Grenada–Trinidad and Tobago relations refers to foreign relations between Grenada and Trinidad and Tobago. The two countries have historical and cultural connections dating back to the 18th century. Both nations are members of the Commonwealth of Nations, Association of Caribbean States and the Organization of American States.

==Recent relations==
In 2010, the governments of Grenada and of Trinidad and Tobago entered into discussions which eventually led to the adoption of a maritime boundary between Grenada and Trinidad and Tobago. This boundary was demarcated by The Joint Boundary Commission of Grenada and Trinidad sitting in the Republic of Trinidad and Tobago's capital, Port of Spain.

In 2011, Grenada and Trinidad and Tobago have begun a series of discussions on possible areas of co-operation and collaboration in the energy sector, especially regarding development of Grenada's offshore oil and gas sector.

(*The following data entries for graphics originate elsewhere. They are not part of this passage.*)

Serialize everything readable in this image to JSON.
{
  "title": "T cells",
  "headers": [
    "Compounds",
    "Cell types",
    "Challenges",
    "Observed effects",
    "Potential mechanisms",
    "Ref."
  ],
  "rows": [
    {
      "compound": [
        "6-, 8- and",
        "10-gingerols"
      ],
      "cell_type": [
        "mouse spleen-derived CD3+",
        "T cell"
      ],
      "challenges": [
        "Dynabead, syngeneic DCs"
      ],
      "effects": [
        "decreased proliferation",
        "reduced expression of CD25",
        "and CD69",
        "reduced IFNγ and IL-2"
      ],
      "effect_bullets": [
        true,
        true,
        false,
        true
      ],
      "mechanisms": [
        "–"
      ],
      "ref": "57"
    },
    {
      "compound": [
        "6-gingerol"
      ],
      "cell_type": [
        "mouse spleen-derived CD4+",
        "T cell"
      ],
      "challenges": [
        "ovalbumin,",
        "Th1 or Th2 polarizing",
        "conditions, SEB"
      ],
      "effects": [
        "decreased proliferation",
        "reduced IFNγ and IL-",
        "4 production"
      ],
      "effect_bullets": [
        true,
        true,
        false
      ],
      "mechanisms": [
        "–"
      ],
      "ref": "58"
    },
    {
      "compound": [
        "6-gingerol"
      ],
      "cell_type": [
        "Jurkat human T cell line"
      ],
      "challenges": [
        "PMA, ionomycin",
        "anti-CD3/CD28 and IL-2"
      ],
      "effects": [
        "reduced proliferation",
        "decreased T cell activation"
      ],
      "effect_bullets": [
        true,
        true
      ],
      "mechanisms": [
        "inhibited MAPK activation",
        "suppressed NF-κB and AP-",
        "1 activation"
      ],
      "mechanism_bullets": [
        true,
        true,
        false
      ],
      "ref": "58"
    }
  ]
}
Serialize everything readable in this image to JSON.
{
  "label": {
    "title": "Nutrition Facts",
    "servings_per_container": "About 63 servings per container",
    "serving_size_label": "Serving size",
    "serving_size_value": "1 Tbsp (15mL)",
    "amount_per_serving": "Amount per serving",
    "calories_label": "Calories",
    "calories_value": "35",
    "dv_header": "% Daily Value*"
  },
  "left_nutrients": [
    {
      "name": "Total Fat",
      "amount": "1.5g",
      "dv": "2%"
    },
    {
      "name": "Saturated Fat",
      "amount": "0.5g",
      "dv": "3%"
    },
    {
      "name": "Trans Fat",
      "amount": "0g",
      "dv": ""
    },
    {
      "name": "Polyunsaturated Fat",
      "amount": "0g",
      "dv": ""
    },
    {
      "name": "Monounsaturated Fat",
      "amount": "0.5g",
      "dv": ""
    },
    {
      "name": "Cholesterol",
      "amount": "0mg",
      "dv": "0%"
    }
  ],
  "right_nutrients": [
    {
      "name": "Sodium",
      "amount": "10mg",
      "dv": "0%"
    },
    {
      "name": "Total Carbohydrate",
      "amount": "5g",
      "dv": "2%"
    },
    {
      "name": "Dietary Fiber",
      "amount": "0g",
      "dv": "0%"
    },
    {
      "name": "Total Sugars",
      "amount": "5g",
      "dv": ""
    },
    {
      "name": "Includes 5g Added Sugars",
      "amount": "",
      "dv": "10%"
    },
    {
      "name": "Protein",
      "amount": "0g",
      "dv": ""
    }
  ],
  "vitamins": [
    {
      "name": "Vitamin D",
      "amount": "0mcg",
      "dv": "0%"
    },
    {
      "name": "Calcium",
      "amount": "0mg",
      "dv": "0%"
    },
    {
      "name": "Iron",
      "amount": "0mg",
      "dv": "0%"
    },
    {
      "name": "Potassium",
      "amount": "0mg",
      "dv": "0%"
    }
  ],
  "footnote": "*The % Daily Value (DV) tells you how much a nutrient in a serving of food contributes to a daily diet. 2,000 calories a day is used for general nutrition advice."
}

In September 2012, the Grenadian Government and the Government of the Republic of Trinidad and Tobago signed a cooperation agreement for energy development. This agreement covers the joint exploration and exploitation of hydrocarbons in the maritime areas of Trinidad and Tobago and Grenada, which includes technical support and skills for oil and gas projects. The agreement was signed by the Trinbagonian Minister of Energy and Energy Affairs, Kevin Ramnarine, and the Minister of Finance, Planning, Economy, Energy and Co-operatives of Grenada, Nazim Burke.

== Bilateral agreements ==

| Date | Agreement name | Law ref. number | Note |
|---|---|---|---|
| 21 April 2010 | Maritime Boundary Agreement |  |  |
| 3 September 2012 | Framework Agreement for Cooperation in Energy Sector Development |  |  |

==Diplomacy==

- Of Grenada
- Grenada House, Port of Spain (consulate general)

- Of Trinidad and Tobago
- St. David Parish (honorary consul)

== See also ==

- Grenadian Trinbagonian

==Sports==
Both countries are part of the multi-national West Indies cricket team, with several players from both countries representing the board.